Selected papers

We fine-tune pretrained language models using human feedback for various tasks, successfully matching the preferences of the external human labelers, though those preferences did not always match our own. Specifically, for summarization tasks the labelers preferred sentences copied wholesale from the input (we’d only asked them to ensure accuracy), so our models learned to copy. Summarization required 60k human labels; simpler tasks which continue text in various styles required only 5k. Our motivation is to move safety techniques closer to the general task of “machines talking to humans,” which we believe is key to extracting information about human values.

Properly aligning advanced AI systems with human values will require resolving many uncertainties related to the psychology of human rationality, emotion, and biases. These can only be resolved empirically through experimentation — if we want to train AI to do what humans want, we need to study humans.

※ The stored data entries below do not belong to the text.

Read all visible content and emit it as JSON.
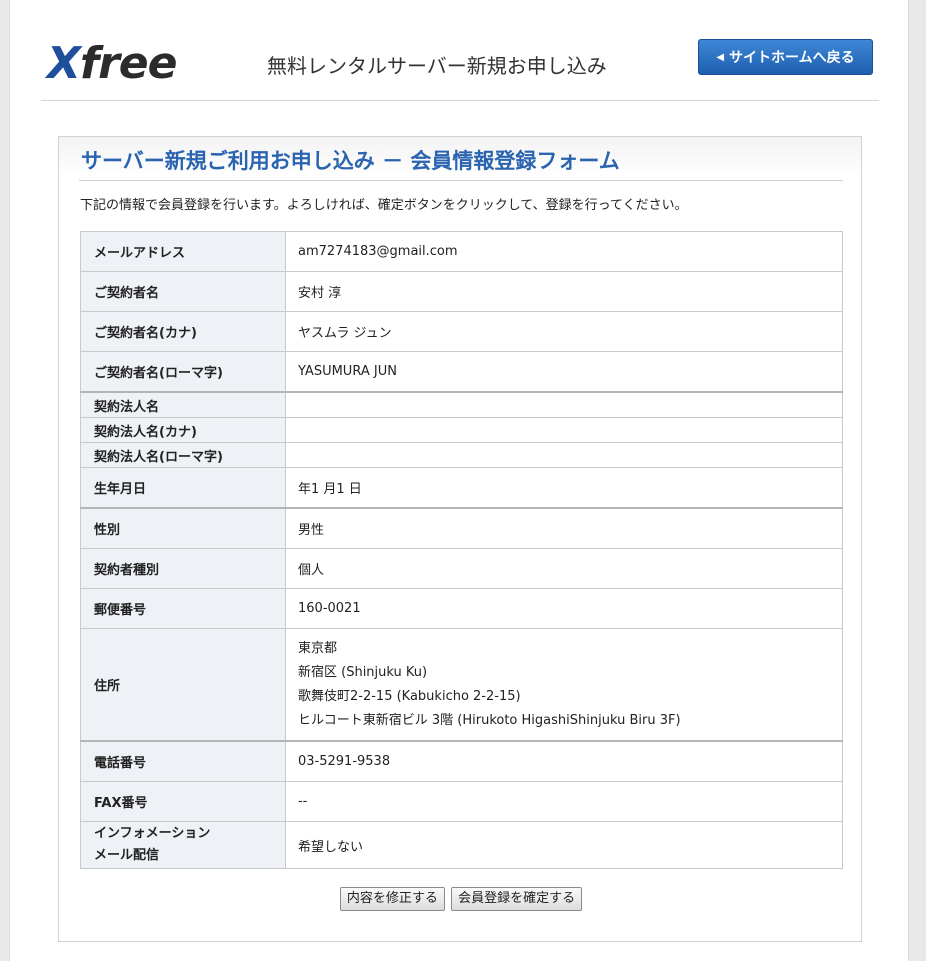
{
  "header": {
    "logo_x": "X",
    "logo_rest": "free",
    "title": "無料レンタルサーバー新規お申し込み",
    "home_button": "サイトホームへ戻る"
  },
  "form": {
    "title": "サーバー新規ご利用お申し込み － 会員情報登録フォーム",
    "intro": "下記の情報で会員登録を行います。よろしければ、確定ボタンをクリックして、登録を行ってください。",
    "rows": [
      {
        "label": "メールアドレス",
        "value": "am7274183@gmail.com"
      },
      {
        "label": "ご契約者名",
        "value": "安村 淳"
      },
      {
        "label": "ご契約者名(カナ)",
        "value": "ヤスムラ ジュン"
      },
      {
        "label": "ご契約者名(ローマ字)",
        "value": "YASUMURA JUN"
      },
      {
        "label": "契約法人名",
        "value": ""
      },
      {
        "label": "契約法人名(カナ)",
        "value": ""
      },
      {
        "label": "契約法人名(ローマ字)",
        "value": ""
      },
      {
        "label": "生年月日",
        "value": "年1 月1 日"
      },
      {
        "label": "性別",
        "value": "男性"
      },
      {
        "label": "契約者種別",
        "value": "個人"
      },
      {
        "label": "郵便番号",
        "value": "160-0021"
      },
      {
        "label": "住所",
        "lines": [
          "東京都",
          "新宿区 (Shinjuku Ku)",
          "歌舞伎町2-2-15 (Kabukicho 2-2-15)",
          "ヒルコート東新宿ビル 3階 (Hirukoto HigashiShinjuku Biru 3F)"
        ]
      },
      {
        "label": "電話番号",
        "value": "03-5291-9538"
      },
      {
        "label": "FAX番号",
        "value": "--"
      },
      {
        "label_line1": "インフォメーション",
        "label_line2": "メール配信",
        "value": "希望しない"
      }
    ],
    "buttons": {
      "edit": "内容を修正する",
      "confirm": "会員登録を確定する"
    }
  }
}
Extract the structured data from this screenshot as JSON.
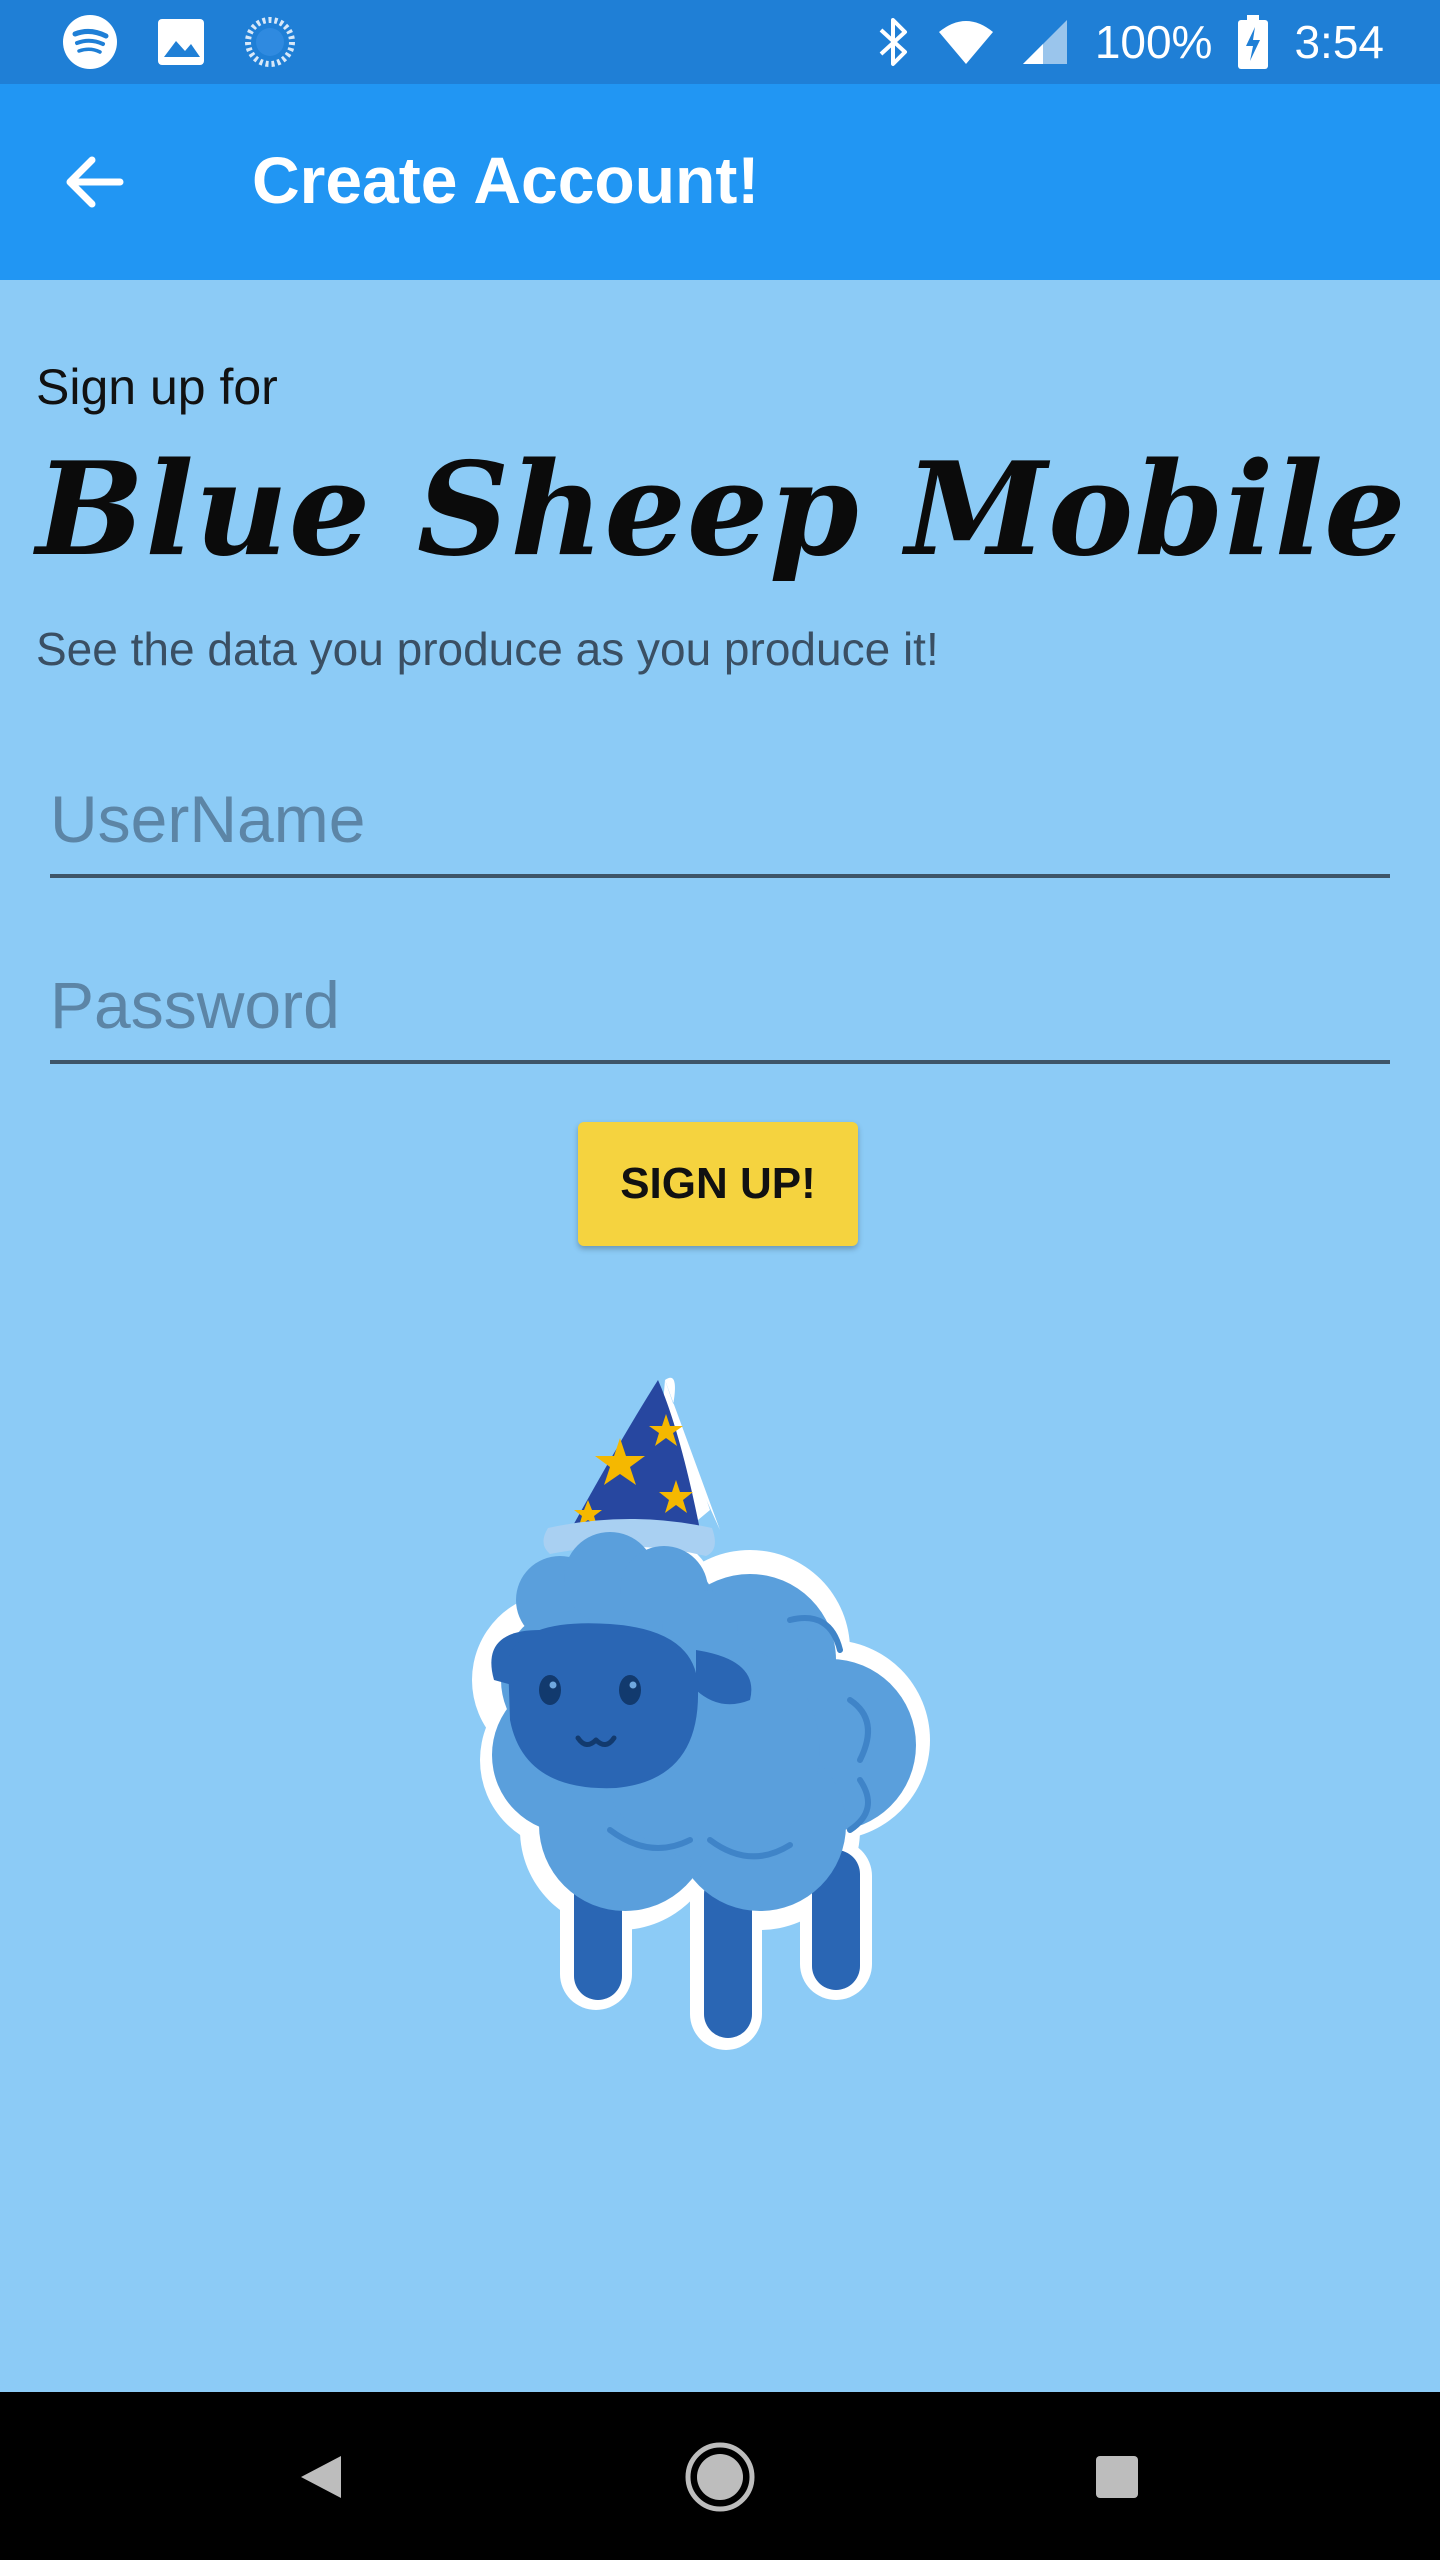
{
  "status_bar": {
    "icons": [
      "spotify-icon",
      "image-icon",
      "loading-icon",
      "bluetooth-icon",
      "wifi-icon",
      "cell-signal-icon",
      "battery-charging-icon"
    ],
    "battery": "100%",
    "time": "3:54"
  },
  "app_bar": {
    "title": "Create Account!",
    "back_icon": "arrow-back-icon"
  },
  "content": {
    "intro": "Sign up for",
    "brand": "Blue Sheep Mobile",
    "tagline": "See the data you produce as you produce it!",
    "username_placeholder": "UserName",
    "password_placeholder": "Password",
    "signup_label": "SIGN UP!"
  },
  "nav_bar": {
    "icons": [
      "nav-back-icon",
      "nav-home-icon",
      "nav-recents-icon"
    ]
  },
  "colors": {
    "status_bar": "#1f7fd6",
    "app_bar": "#2196f3",
    "background": "#8ccbf6",
    "button": "#f5d33f",
    "sheep_wool": "#5a9fdc",
    "sheep_face": "#2a66b4"
  }
}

We propose an AI safety technique which trains agents to debate topics with one another, using a human to judge who wins. We believe that this or a similar approach could eventually help us train AI systems to perform far more cognitively advanced tasks than humans are capable of, while remaining in line with human preferences. We outline this method together with preliminary experiments and release a web interface so people can experiment with the technique.

We apply deep learning based guidance to proof search in the theorem prover E. Using strategies that leverage deep neural networks, we have found first-order proofs of 7.36% of the first-order logic translations of the Mizar Mathematical Library theorems that did not previously have ATP generated proofs. This increases the ratio of statements in the corpus with ATP generated proofs from 56% to 59%.

TensorFlow is a machine learning system that operates at large scale and in heterogeneous environments. TensorFlow uses dataflow graphs to represent computation, shared state, and the operations that mutate that state. It maps the nodes of a dataflow graph across many machines in a cluster, and within a machine across multiple computational devices, including CPUs, GPUs, and TPUs. TensorFlow supports a variety of applications, with particularly strong support for training and inference on deep neural networks. Several Google services use TensorFlow in production, we have released it as an open-source project, and it has become widely used for machine learning research.

We present a strong solution of the board game pentago, computed using exhaustive parallel retrograde analysis in 4 hours on 98304 ($3 \times 2^{15}$) threads of NERSC’s Cray Edison. At $3.0 \times 10^{15}$ states, pentago is the largest divergent game solved to date by two orders of magnitude, and the only example of a nontrivial divergent game solved using retrograde analysis.

We present a symbolic perturbation scheme for black box polynomial predicates which uses an infinite series of infinitesimal perturbations. Our method is as fast as Emiris and Canny’s randomized linear perturbation scheme, scaling reasonably with the degree of the polynomial even for fully degenerate input. Like Yap’s multiple infinitesimal scheme, the computed sign is deterministic, never requiring an algorithmic restart.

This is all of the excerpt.